Ленский расстрел еще более обострил противоречия между помещиками и буржуазией. При обсуждении запросов о ленских событиях Марков 2-й, Замысловский и др. негодовали по поводу ненасытных аппетитов промышленников. Правда, основная вина за ленскую трагедию была возложена на капиталистов-евреев, но тем не менее кампания велась против буржуазии в целом. «Новое время» пестрело заголовками и выражениями вроде «Зарвавшиеся монополисты», «Круговая кабала», «Господство монополистов, потерявших меру в своих притязаниях и не боящихся для защиты своих привилегий проливать кровь рабочих, создающих им колоссальное богатство». Одновременно выражалось всяческое сочувствие рабочим: «несчастные рабочие», «каторжный труд», «жертвы биржи» и т. п.[255] Помимо
демагогии и желания свалить вину с правительства на капиталистов, здесь еще имело место стремление вернуться к старой, открыто полицейской политике в рабочем вопросе.
Провал рабочей политики и Ленский расстрел, в связи с общим провалом третьеиюньского курса, привели к усилению противоречий в самом правительственном лагере, разочарованию в союзе с буржуазией. Весьма симптоматичной была в этом отношении статья Меньшикова под заголовком «Экзамен В, Н, Коковцова», опубликованная спустя три дня после Ленского расстрела. Она была посвящена речам Коковцова и Крестовникова, которыми они обменялись в Московском биржевом комитете, «Обе речи,— писал Меньшиков,— явились как бы громкими декларациями двух союзных лагерей перед новой парламентской кампанией: правительства и капитала,,,» «Как все это, согласитесь,—сетовал автор,—не похоже на добрые старые времена торжественных выездов начальства в Москву! Невольно спрашиваешь, куда девалось господствующее сословие в России — дворянство?» «Купцы решительно выступают в роли древних дворян, они требуют себе привилегий во имя бесспорных государственных и всенародных интересов, А дворянство,., добровольно обрекает себя на чисто служебную, наемническую роль,,,» Коковцов выдержал экзамен у биржевиков «на двенадцать баллов»[256].

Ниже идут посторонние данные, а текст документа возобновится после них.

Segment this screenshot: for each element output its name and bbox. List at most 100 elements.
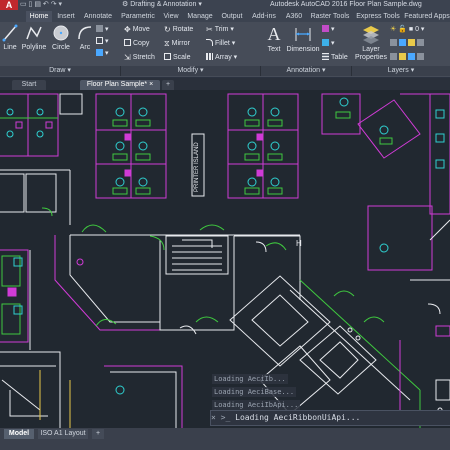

Итак, царизм не сумел решить рабочий вопрос в третье- июньский период. Причиной этого была общая революционная ситуация, углублявшаяся с каждым днем. Тем не менее оказалась к этому способна русская буржуазия, у которой всегда узкоклассовый, корыстный интерес превалировал над ее общеклассовыми интересами.
ВТОРОЙ
«МИНИСТЕРСКИЙ» КРИЗИС
Обострение противоречий внутри третьеиюньского блока.
Обострение противоречий между царизмом и буржуазией во второй половине существования III Думы целиком определялось начавшимся в стране новым революционным подъемом. Отражением безостановочного левения страны был усилившийся процесс «левения» буржуазии, в том числе и октябристской, самой трусливой и косной.
Накануне открытия третьей сессии орган октябристов писал: «Момент[257] серьезен... слово теперь за правительством...» Перечислив первоочередные «реформы», которые все еще ждали своего осуществления, газета вопрошала: «Готово ли на это правительство?... Скоро, наконец, выяснится окончательно: ...будет ли обновляющая деятельность Г. Думы идти в сотрудничестве с правительством или вопреки ему?»1
Всячески распинаясь перед Столыпиным и по-прежнему связывая с ним свою судьбу и надежды, октябристы в то же время стали все чаще выражать недовольство премьером за его перманентную капитуляцию перед «темными силами» — камарильей и правыми Государственного совета. «И в Думе и вне Думы,—говорилось в передовой,
озаглавленной «Попутчики?»,— представители Союза 17 октября, отдавая должное личным качествам П. А. Столыпина, неуклонно указывали на многие ошибки правительственного курса, страдающего раньше всего недостаточной определенностью». Причина этого кроется «в чрезмерной подверженности закулисным влияниям» [258].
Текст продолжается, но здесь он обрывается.